Sadly Spoon's bogs are quite well maintained. I think there must be an inverse relationship between the quality of a pub and the effort put into their toilet facilities.

That or the patrons all piss themselves before completing the 3 mile hike to get to them.

Blue Jam

'spoons does have nice toilets, aye. They all seem to have those locks with that emergency release mechanism that allows you to kick the door in without destroying the lock. You never see a toilet door with no lock in a 'spoons.

Do 'spoons toilets have urinals? I'd accept Tim Martin licking those.

Sebastian Cobb

Yes and if I recall they're bulkier than your standard Armitage Shanks urinal.

Blue Jam

Quote from: Cloud on October 17, 2020, 09:02:45 PM
Aw. RIP one of the pub doggos.  Kind of thought as much, had a look in on Weds and you know when an animal is on the way out.  Laying there looking sad, breathing hard and uninterested in treats, and had apparently stumbled a couple of times on the way.  Petted her on the way out knowing it was probably a goodbye and sure enough next day ;(

Awww *hugs*. My favourite pub's doggo died during lockdown. She was a Cavalier King Charles spangle, one of the black and tan ones with ginger eyebrows that make them look really sassy. She was an absolute legend, very very affectionate but you wouldn't dare nick her seat. She was nicknamed "Her Majesty" for good reason.

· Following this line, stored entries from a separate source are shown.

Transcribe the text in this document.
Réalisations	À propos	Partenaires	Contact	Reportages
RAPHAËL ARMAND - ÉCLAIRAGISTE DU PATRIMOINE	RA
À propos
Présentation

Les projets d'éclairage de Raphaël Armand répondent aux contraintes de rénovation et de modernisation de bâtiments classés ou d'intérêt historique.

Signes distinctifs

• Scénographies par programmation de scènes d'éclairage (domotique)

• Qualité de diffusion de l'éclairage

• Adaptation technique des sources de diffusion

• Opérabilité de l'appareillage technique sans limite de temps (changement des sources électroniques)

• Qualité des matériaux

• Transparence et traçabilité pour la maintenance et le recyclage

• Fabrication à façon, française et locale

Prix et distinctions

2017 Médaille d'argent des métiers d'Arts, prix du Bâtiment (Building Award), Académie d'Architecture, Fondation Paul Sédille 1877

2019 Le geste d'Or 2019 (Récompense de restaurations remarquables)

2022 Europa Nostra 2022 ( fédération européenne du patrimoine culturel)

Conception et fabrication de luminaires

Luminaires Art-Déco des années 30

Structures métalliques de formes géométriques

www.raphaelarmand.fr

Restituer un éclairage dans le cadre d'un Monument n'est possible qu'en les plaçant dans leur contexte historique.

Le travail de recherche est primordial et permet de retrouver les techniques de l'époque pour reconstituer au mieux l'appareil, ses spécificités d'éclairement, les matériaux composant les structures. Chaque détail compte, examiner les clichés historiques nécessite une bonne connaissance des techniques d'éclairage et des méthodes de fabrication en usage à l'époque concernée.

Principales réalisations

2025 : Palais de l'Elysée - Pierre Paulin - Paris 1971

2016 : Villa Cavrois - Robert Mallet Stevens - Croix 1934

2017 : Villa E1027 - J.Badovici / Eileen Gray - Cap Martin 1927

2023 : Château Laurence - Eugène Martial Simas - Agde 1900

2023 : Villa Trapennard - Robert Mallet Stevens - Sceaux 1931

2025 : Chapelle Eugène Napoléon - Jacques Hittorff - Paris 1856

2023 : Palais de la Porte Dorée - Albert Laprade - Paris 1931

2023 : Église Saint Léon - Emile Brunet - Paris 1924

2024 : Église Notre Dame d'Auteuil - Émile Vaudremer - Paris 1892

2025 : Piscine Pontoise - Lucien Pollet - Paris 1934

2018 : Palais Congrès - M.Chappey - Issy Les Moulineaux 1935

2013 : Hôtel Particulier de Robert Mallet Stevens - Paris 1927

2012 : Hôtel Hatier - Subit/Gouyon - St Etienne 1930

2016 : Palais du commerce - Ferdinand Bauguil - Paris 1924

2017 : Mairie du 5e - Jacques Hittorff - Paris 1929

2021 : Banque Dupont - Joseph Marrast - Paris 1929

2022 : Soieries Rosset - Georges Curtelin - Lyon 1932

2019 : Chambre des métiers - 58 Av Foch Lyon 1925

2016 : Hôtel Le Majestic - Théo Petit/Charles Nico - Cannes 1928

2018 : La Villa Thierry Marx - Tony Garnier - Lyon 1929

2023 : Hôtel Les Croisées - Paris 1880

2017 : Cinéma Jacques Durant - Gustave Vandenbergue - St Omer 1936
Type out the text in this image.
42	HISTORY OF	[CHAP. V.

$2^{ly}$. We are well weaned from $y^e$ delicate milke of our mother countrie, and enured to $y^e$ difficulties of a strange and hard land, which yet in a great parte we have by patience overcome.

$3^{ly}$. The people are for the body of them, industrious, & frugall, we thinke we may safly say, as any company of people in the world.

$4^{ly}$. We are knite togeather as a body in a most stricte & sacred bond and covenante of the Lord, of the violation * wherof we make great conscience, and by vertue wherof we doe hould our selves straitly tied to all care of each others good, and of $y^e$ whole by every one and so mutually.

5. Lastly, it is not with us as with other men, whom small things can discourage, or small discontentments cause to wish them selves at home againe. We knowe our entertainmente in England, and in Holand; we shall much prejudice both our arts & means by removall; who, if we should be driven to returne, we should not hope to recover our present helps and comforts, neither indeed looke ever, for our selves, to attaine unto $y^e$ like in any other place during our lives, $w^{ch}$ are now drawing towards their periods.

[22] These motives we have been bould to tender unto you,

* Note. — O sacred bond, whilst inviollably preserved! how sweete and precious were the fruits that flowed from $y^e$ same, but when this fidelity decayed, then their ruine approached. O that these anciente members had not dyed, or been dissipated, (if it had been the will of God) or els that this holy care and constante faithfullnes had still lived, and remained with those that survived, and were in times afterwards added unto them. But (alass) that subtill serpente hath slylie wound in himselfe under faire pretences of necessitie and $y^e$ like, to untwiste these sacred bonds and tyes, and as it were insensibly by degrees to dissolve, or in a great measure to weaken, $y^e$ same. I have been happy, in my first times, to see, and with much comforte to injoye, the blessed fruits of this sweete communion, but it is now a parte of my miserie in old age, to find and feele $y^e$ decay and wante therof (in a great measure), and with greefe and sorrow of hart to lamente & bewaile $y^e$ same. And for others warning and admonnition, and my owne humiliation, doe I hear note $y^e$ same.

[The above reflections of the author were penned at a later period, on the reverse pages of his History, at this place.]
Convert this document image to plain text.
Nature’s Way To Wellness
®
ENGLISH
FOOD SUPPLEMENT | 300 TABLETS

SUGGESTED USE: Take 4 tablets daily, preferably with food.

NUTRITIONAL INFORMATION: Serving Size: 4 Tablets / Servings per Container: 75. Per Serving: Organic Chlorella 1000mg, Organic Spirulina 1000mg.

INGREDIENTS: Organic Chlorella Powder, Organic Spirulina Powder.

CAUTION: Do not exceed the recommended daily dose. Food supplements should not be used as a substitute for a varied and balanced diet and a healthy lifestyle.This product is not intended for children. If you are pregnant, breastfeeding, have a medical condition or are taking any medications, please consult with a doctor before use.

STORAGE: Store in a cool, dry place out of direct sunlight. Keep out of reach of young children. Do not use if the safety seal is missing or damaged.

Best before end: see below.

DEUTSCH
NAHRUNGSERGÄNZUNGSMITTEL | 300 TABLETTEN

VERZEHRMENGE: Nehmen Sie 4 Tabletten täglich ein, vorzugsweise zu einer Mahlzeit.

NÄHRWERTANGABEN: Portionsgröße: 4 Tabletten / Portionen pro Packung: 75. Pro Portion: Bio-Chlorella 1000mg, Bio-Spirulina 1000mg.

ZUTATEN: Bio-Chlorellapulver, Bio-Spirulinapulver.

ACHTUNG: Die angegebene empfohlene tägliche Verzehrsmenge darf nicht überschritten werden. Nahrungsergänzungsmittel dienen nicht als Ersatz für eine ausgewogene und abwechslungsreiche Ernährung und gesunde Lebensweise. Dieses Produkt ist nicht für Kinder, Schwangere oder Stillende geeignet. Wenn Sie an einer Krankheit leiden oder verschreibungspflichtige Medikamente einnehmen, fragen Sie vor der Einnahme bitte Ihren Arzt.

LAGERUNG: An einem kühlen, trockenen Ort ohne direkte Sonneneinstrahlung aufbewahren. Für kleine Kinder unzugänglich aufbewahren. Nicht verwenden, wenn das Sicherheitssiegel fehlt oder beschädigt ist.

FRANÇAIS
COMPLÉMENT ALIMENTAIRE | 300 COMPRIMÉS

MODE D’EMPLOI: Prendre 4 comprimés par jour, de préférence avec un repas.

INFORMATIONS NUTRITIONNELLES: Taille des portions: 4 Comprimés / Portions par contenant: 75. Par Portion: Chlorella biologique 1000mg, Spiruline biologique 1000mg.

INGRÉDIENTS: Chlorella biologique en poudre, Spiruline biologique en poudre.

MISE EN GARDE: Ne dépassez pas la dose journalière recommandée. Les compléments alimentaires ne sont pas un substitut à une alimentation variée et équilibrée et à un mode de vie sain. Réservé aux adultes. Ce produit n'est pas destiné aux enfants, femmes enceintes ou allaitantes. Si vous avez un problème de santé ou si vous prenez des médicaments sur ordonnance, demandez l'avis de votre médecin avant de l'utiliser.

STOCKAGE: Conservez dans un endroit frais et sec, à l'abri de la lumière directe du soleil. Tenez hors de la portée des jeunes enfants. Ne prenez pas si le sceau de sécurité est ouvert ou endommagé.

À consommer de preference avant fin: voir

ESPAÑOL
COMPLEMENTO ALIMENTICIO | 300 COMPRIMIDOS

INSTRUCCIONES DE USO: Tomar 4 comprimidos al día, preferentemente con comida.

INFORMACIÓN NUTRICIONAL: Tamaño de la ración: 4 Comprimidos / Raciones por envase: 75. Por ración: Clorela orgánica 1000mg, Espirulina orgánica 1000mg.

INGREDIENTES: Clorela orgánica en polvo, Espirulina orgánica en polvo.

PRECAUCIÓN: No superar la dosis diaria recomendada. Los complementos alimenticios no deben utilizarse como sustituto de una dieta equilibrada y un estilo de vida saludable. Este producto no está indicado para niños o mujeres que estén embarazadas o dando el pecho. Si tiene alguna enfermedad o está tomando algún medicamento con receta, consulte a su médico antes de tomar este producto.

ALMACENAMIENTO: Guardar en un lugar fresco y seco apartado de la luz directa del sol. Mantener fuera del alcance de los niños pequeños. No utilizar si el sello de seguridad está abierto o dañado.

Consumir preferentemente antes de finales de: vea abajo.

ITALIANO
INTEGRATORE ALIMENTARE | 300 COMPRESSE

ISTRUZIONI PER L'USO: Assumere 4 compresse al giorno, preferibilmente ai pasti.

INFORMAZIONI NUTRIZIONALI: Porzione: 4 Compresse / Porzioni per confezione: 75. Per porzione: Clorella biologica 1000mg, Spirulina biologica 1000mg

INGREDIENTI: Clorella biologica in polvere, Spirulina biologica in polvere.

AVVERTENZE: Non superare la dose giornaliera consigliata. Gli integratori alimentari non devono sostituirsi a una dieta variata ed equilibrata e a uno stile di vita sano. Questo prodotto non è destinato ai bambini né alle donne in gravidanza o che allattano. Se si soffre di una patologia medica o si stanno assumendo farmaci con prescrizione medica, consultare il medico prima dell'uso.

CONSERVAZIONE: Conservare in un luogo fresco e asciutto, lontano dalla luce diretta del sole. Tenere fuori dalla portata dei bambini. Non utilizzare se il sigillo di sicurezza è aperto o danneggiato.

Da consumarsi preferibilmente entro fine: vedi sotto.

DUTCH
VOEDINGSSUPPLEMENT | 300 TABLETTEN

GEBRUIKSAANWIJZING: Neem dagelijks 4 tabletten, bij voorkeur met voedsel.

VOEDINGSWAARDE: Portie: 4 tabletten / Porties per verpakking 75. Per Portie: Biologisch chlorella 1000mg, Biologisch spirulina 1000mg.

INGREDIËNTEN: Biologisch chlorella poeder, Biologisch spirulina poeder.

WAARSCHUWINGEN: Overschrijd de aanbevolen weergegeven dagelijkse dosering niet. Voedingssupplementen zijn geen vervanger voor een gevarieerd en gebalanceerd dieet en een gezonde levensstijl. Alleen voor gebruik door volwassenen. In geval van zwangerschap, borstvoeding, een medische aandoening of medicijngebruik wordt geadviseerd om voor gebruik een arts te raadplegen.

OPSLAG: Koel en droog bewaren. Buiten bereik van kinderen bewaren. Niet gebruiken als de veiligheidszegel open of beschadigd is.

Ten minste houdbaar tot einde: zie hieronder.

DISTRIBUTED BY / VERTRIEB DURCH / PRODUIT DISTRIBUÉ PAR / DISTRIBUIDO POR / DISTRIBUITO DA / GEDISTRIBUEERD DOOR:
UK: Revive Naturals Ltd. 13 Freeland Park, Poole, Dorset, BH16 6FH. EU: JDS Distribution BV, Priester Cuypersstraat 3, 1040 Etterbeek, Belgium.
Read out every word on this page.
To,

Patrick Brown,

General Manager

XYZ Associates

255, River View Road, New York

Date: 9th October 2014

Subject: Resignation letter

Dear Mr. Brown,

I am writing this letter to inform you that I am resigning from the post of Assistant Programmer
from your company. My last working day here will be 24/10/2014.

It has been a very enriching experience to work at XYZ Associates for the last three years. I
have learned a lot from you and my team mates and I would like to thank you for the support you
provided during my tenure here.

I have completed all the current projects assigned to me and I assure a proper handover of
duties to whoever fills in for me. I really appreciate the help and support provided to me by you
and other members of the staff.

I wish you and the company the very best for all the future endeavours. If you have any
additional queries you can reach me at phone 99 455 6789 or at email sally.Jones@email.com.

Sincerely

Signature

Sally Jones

Another pub doggo from the same pub died a couple of weeks back. He was a Heinz 57 and a lovely gentle giant but also black and tan with ginger eyebrows, very expressive face.

We've lost both of the eyebrow doggos :'(

imitationleather

It is a shame that COVID has robbed me of being in able to go in to a 'spoons for a chekky shit when I'm out and about. The toilets are always without fail really nice.

beanheadmcginty

One of my favourite ever birthday presents was from an ex-girlfriend who nicked the disabled toilet key from our local 'spoons which grants me access to all disabled toilets in the country.